The panel of aviation experts said that the current system — which allows Boeing and other airplane manufacturers to oversee the reviews of their own planes’ readiness to fly — “promotes safety” and allows “industry and innovation to thrive.”

And its faith in the system overall is not unfounded. As the panel’s report noted, since 1996, the fatal accident rate for U.S. airlines has dropped from 80.9 per 100 million passengers to 0.6 per 100 million in fiscal year 2019.

“Any radical changes to this system could undermine the collaboration and expertise that undergird the current certification system,” the panel wrote, “jeopardizing the remarkable level of safety that has been attained in recent decades.”

Still, something clearly went wrong with the 737 Max, making the committee’s charge to take a “collaborative, not investigative” approach in its review seems almost designed to find no need for significant changes in the FAA’s safety approval process.

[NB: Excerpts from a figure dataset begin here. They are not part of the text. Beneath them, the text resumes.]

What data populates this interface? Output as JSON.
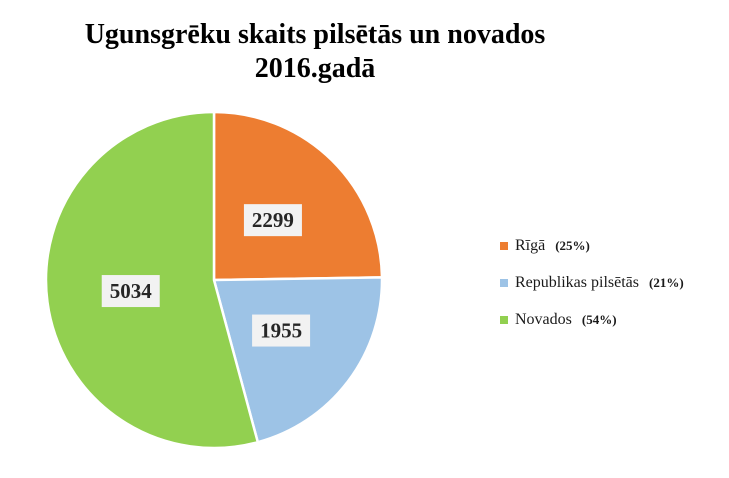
{
  "chart_data": {
    "type": "pie",
    "title_line1": "Ugunsgrēku skaits pilsētās un novados",
    "title_line2": "2016.gadā",
    "categories": [
      "Rīgā",
      "Republikas pilsētās",
      "Novados"
    ],
    "values": [
      2299,
      1955,
      5034
    ],
    "value_labels": [
      "2299",
      "1955",
      "5034"
    ],
    "percent_labels": [
      "(25%)",
      "(21%)",
      "(54%)"
    ],
    "colors": [
      "#ED7D31",
      "#9DC3E6",
      "#92D050"
    ],
    "legend_position": "right"
  }
}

Mr. Larsen is worried by internal Boeing documents showing disdain for regulators and regulation. And he said his committee plans a review aimed at changing the key thing that went wrong with the 737 Max.

“It’s not a matter of if the committee is going to act to change how airplanes and components that go into airplanes are certified but it’s how we’re going to do that,” he said.

One of the troubling finds by the House Transportation Committee so far was an internal FAA analysis made after the first of the two 737 Max crashes.

In it, the agency estimated 15 more fatal crashes over 45 years if the faulty sensor was not fixed.

That’s a problem. It’s one any review of the FAA’s approval process needs to look at. The House’s investigation is a needed follow-up to the Transportation Department panel’s see-no-evil probe.